Il pensiero vive costantemente nello stato di impermanenza. Oscillando come un pendolo genera emozioni contrastanti, un conflitto che troppo spesso induce a cercare termini per definire uno stato d’animo.
Le definizioni possono essere molte, tuttavia le stesse parole confinano il significato di quello che proviamo: malinconia, pietà, tristezza, compassione, stupore, meraviglia, gioia, struggimento. Ma non sempre incasellare un sentimento in una parola argina le numerose sfaccettature che le emozioni portano con sé. Il vocabolario non riesce a contenerle, le parole per come siamo abituati a usarle limitano, conducono alla dualità, altalenandosi tra positivo o negativo, bello o brutto, bene o male, giusto o sbagliato.
Vi è capitato di provare bellezza e tristezza nello stesso momento?
Le sfumature animano la qualità emotiva che percepiamo davanti alla materia, riflettono i sentimenti reagendo nell’intimo tra l’uomo e il mondo esterno.
La realtà è fatta di attimi; la percepiamo quando ascoltiamo il beccheggiare di una barca nelle onde lente del mare, quando osserviamo un gabbiano volteggiare nel cielo azzurro disegnando traiettorie improbabili, nell’attimo in cui una foglia si stacca dal ramo planando fino a toccare terra, nel sole che accarezza e scalda la pelle dopo un lungo inverno. In quei momenti il mondo sembra trattenere il respiro, dilata il tempo, la realtà si palesa per quello che è: un fermo immagine che ci scopre sensibili, veri; coinvolti nella natura delle cose, nel momento in cui ricongiunge noi con l’universo, senza bordature o divisioni, interi, pieni di amore.
Amiamo perché non siamo eterni, amiamo tutto ciò che è vulnerabile e frangibile. La fragilità delle cose e del tempo che passa inesorabile ci rende umani, migliori. Tutto è transitorio e fugace nell’esistenza.

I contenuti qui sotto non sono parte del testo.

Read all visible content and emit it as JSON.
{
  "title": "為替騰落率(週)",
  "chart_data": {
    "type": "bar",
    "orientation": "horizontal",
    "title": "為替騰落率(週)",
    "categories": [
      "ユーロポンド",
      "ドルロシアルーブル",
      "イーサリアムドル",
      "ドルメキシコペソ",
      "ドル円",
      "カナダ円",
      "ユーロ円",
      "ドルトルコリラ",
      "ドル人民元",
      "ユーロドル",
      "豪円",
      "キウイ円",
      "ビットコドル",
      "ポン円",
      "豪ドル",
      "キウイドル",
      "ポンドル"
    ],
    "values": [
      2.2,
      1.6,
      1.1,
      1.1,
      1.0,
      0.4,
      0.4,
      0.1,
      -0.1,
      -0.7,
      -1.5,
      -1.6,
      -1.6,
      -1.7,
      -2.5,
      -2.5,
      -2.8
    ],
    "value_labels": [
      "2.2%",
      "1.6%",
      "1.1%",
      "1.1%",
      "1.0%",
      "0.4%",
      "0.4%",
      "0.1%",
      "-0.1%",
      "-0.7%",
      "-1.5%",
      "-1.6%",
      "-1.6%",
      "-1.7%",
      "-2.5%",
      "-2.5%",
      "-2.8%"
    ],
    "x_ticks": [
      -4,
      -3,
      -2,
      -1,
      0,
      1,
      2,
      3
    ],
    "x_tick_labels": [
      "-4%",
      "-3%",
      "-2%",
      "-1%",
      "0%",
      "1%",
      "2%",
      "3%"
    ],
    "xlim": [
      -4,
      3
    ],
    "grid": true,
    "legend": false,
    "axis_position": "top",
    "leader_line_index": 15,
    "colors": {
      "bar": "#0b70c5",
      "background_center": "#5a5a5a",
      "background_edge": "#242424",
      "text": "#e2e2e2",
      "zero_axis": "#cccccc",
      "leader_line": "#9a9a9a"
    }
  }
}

Calarsi nella realtà, percepibile solo nell’attimo eterno che stiamo sperimentando, equivale al confondersi nello spazio temporale, nel qui e ora. Quando ci addentriamo in tale dimensione, accettando l’instabilità, frangenti in cui l’arrendevolezza alla vita apre una visione di struggente bellezza su chi siamo e quello che ci circonda.
Il fascino della scrittura sta nella capacità del non definire il sentire, il tentativo di dare una forma, un tratto di matita che rileggendoci riempiremo con i colori dell’esistenza, senza catalogare o etichettare le emozioni: semplicemente osserviamo il dilatarsi dei sentimenti, del tempo, cogliendo nella frazione dell’attimo il significato intrinseco della natura. È per questo che la letteratura scivola nelle metafore, chi scrive sa che una parola non può contenere in assoluto le sfumature del sentire.
Scrivere è un atto meditativo che ci aiuta sfruttare al meglio il tempo a disposizione, considerando che ogni essere o cosa manifesta la sua unicità, e in quanto viva, ha una sua inevitabile fine.
Accettare quello che sentiamo, liberandoci degli schemi, imparando a mettere su carta le nostre emozioni senza dover dare una codifica razionale, evita di intrappolarci con dei termini in quelle sfumature emotive che non limitano, ma se lasciate libere si espandono nell’abbraccio con noi stessi e l’intero creato. Nella penna che scorre su un foglio, i pensieri si acquietano, torniamo al centro: di nuovo vivi, perfetti nella nostra imperfezione.